Öncelikle belirtmek gerekir ki, sadakanın ömrü uzatmasının hakikati ne olursa olsun, neticede insanın ölümü söz konusudur. Bu ise ezelî ilmiyle Allah’ın malumudur ve değişmesi mümkün değildir. Meselâ, ömrü kırk sekiz sene olan bir kimsenin verdiği bir sadaka ile ömrünün iki yıl uzadığını farz edelim. Cenab-ı Hak o şahsın söz konusu sadakayı vereceğini bildiği için, ömrünü elli sene olarak takdir etmiştir. İşte bu ecel değişmez.
Zekât ve sadakanın ömrü uzatmasının bir manası da rızıkta berekete, ömrün huzur ve sürur ile geçmesine vesile olmasıdır. Meselâ, bir ağacın her baharda dört yüz meyve verdiğini ve ömrünün on sene olduğunu farz edelim. Cenab-ı Hakk’ın o ağaca bir baharda dört yüz yerine sekiz yüz meyve verdirmesi halinde, o ağacın ömrü manen bir yıl uzamış demektir.
İşte sadaka ve zekât da insan ömrünün verimini artıran güzel bir vasıtasıdır ve bu manada ömrü uzatmaktadır.

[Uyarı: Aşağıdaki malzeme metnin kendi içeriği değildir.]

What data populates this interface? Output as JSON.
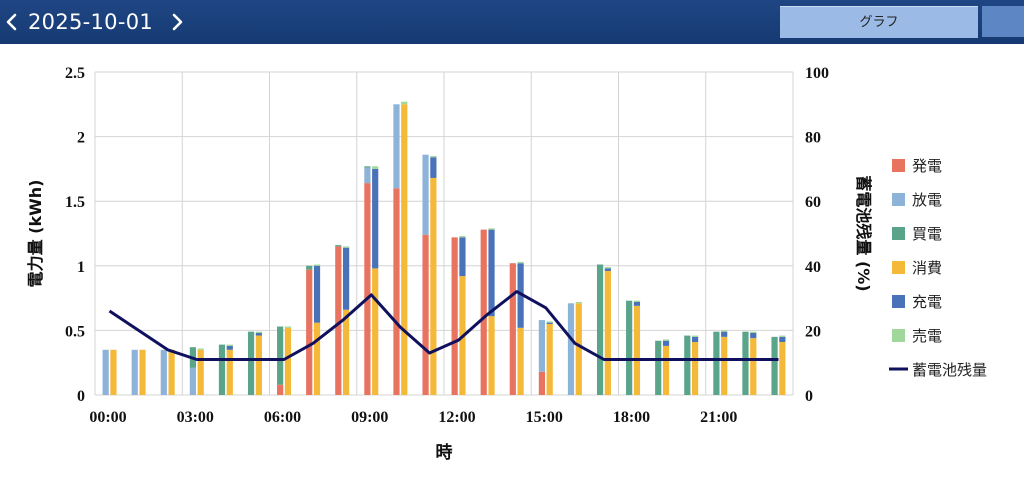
{
  "header": {
    "date": "2025-10-01",
    "tabs": [
      {
        "label": "グラフ",
        "active": true
      },
      {
        "label": "",
        "active": false
      }
    ]
  },
  "chart_data": {
    "type": "bar",
    "stacked_groups": true,
    "xlabel": "時",
    "ylabel_left": "電力量 (kWh)",
    "ylabel_right": "蓄電池残量 (%)",
    "ylim_left": [
      0,
      2.5
    ],
    "ylim_right": [
      0,
      100
    ],
    "y_ticks_left": [
      "0",
      "0.5",
      "1",
      "1.5",
      "2",
      "2.5"
    ],
    "y_ticks_right": [
      "0",
      "20",
      "40",
      "60",
      "80",
      "100"
    ],
    "x_ticks": [
      "00:00",
      "03:00",
      "06:00",
      "09:00",
      "12:00",
      "15:00",
      "18:00",
      "21:00"
    ],
    "hours": [
      0,
      1,
      2,
      3,
      4,
      5,
      6,
      7,
      8,
      9,
      10,
      11,
      12,
      13,
      14,
      15,
      16,
      17,
      18,
      19,
      20,
      21,
      22,
      23
    ],
    "grid": true,
    "legend_position": "right",
    "colors": {
      "発電": "#e8735f",
      "放電": "#8db3d8",
      "買電": "#5aa58a",
      "消費": "#f4b938",
      "充電": "#4a72b8",
      "売電": "#9fd89a",
      "蓄電池残量": "#10115e"
    },
    "series": [
      {
        "name": "発電",
        "values": [
          0,
          0,
          0,
          0,
          0,
          0,
          0.08,
          0.97,
          1.15,
          1.64,
          1.6,
          1.24,
          1.22,
          1.28,
          1.02,
          0.18,
          0,
          0,
          0,
          0,
          0,
          0,
          0,
          0
        ]
      },
      {
        "name": "放電",
        "values": [
          0.35,
          0.35,
          0.35,
          0.21,
          0,
          0,
          0,
          0,
          0,
          0.12,
          0.65,
          0.62,
          0,
          0,
          0,
          0.4,
          0.71,
          0,
          0,
          0,
          0,
          0,
          0,
          0
        ]
      },
      {
        "name": "買電",
        "values": [
          0,
          0,
          0,
          0.16,
          0.39,
          0.49,
          0.45,
          0.03,
          0.01,
          0.01,
          0,
          0,
          0,
          0,
          0,
          0,
          0,
          1.01,
          0.73,
          0.42,
          0.46,
          0.49,
          0.49,
          0.45
        ]
      },
      {
        "name": "消費",
        "values": [
          0.35,
          0.35,
          0.35,
          0.35,
          0.35,
          0.46,
          0.52,
          0.56,
          0.66,
          0.98,
          2.25,
          1.68,
          0.92,
          0.61,
          0.52,
          0.55,
          0.71,
          0.96,
          0.69,
          0.38,
          0.41,
          0.45,
          0.44,
          0.41
        ]
      },
      {
        "name": "充電",
        "values": [
          0,
          0,
          0,
          0,
          0.03,
          0.02,
          0,
          0.44,
          0.48,
          0.77,
          0,
          0.16,
          0.3,
          0.67,
          0.5,
          0.01,
          0,
          0.02,
          0.03,
          0.04,
          0.04,
          0.04,
          0.04,
          0.04
        ]
      },
      {
        "name": "売電",
        "values": [
          0,
          0,
          0,
          0.01,
          0.01,
          0.01,
          0.01,
          0.01,
          0.01,
          0.02,
          0.02,
          0.01,
          0.01,
          0.01,
          0.01,
          0.01,
          0.01,
          0.01,
          0.01,
          0.01,
          0.01,
          0.01,
          0.01,
          0.01
        ]
      }
    ],
    "line": {
      "name": "蓄電池残量",
      "values": [
        26,
        20,
        14,
        11,
        11,
        11,
        11,
        16,
        23,
        31,
        21,
        13,
        17,
        25,
        32,
        27,
        16,
        11,
        11,
        11,
        11,
        11,
        11,
        11
      ]
    }
  }
}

Ömrün uzamasının bir başka ciheti de ölümden sonra hayır ve hasenat defterinin kapanmamasıdır. Faydalı bir eser neşreden bir âlimin yahut bir ibadethane inşa eden bir zenginin sevap defteri ölümüyle kapanmaz. Bu ise onların ömürlerinin uzaması demektir.